Borgschulte : Malgré toute la joie suscitée par la chute du régime, les souffrances auraient dû cesser bien plus tôt. Sanctionner un dictateur et expulser l’ambassadeur du pays n’est pas un acte formidable qui aurait aidé n’importe qui en Syrie. En fait, ces derniers mois, les efforts visant à normaliser le régime se sont intensifiés. Les déportations furent forcées et on parla de zones sûres. L’Occident a beaucoup de sang sur les mains. Le peuple syrien a désormais réussi à renverser lui-même le régime.
taz : Sur le plan intérieur, après la chute d’Assad, un nouveau débat sur l’expulsion va probablement s’ouvrir.

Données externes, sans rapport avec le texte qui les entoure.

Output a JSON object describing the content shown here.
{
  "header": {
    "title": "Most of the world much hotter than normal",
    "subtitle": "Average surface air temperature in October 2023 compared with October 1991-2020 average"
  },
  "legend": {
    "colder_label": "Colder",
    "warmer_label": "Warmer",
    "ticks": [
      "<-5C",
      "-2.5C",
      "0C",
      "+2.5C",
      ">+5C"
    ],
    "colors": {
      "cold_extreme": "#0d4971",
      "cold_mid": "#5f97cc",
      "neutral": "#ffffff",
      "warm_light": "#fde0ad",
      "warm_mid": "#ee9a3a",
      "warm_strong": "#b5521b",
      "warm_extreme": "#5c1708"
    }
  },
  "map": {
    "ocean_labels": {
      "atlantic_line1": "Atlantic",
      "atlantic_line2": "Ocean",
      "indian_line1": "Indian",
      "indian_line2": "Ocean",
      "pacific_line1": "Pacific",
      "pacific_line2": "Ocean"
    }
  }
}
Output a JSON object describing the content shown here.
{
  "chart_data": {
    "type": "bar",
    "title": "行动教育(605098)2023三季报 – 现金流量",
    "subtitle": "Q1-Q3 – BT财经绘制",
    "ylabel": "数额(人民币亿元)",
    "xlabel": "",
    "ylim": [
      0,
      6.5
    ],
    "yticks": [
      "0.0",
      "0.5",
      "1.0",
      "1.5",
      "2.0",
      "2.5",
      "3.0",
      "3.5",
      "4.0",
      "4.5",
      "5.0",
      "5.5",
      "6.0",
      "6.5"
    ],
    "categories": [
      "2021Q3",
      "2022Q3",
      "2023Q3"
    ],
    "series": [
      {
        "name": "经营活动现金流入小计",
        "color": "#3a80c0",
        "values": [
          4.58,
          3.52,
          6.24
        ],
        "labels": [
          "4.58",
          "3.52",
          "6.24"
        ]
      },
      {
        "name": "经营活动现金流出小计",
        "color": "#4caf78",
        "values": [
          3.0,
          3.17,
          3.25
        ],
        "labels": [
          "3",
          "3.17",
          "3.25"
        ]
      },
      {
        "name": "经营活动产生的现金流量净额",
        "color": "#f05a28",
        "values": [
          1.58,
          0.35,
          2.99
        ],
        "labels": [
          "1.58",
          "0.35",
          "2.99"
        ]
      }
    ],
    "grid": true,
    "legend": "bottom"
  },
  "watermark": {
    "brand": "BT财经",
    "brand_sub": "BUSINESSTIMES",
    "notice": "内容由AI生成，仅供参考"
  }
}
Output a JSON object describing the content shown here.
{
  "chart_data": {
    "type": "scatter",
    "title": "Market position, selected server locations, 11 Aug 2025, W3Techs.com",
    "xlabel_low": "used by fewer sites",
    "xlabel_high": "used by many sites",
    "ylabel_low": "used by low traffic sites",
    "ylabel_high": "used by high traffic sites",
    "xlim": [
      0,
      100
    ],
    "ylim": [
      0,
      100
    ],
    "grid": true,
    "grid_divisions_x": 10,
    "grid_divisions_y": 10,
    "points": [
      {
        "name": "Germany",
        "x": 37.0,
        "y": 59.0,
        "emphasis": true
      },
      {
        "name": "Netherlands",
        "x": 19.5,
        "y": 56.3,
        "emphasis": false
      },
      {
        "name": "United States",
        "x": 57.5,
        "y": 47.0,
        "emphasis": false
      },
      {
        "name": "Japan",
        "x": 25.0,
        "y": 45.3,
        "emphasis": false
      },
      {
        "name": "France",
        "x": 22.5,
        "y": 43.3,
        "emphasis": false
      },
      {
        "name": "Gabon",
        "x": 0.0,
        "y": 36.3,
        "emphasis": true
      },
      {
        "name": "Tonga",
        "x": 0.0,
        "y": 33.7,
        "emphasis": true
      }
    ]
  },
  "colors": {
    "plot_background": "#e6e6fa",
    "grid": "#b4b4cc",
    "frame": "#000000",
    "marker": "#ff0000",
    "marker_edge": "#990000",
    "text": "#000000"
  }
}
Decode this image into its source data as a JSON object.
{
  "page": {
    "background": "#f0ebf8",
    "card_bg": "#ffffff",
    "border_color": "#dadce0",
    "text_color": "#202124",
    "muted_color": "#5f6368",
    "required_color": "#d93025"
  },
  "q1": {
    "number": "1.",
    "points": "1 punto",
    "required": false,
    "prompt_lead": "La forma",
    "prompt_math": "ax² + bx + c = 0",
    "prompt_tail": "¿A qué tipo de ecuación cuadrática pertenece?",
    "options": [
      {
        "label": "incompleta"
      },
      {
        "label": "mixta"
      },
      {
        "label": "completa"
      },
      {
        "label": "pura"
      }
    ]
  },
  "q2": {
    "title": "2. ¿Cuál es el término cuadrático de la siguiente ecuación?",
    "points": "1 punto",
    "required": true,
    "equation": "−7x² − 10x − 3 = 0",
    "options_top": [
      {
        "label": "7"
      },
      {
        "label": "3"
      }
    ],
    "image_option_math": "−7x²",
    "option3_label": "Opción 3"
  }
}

Borgschulte : Cela dure depuis longtemps. Mais honnêtement : nous ne savons pas ce qui se passera après le dictateur. C’est pourquoi les expulsions ne peuvent tout simplement plus être un problème à l’heure actuelle.
taz : Combien de Syriens avez-vous entendu dire qu’ils souhaiteraient revenir d’Allemagne ?
Borgschulte : C’est partagé. Beaucoup souhaitent s’y rendre et revoir leur famille et leur pays d’origine. Le grand mouvement de réfugiés de 2014 et 2015 remonte à neuf ans. Des gens sont arrivés en Allemagne, ont construit une nouvelle vie et fondé une famille. Bien sûr, il y en a qui veulent y retourner. Mais la même chose s’applique ici : les gens n’y pensent concrètement que lorsqu’il est clair où tout mène en Syrie.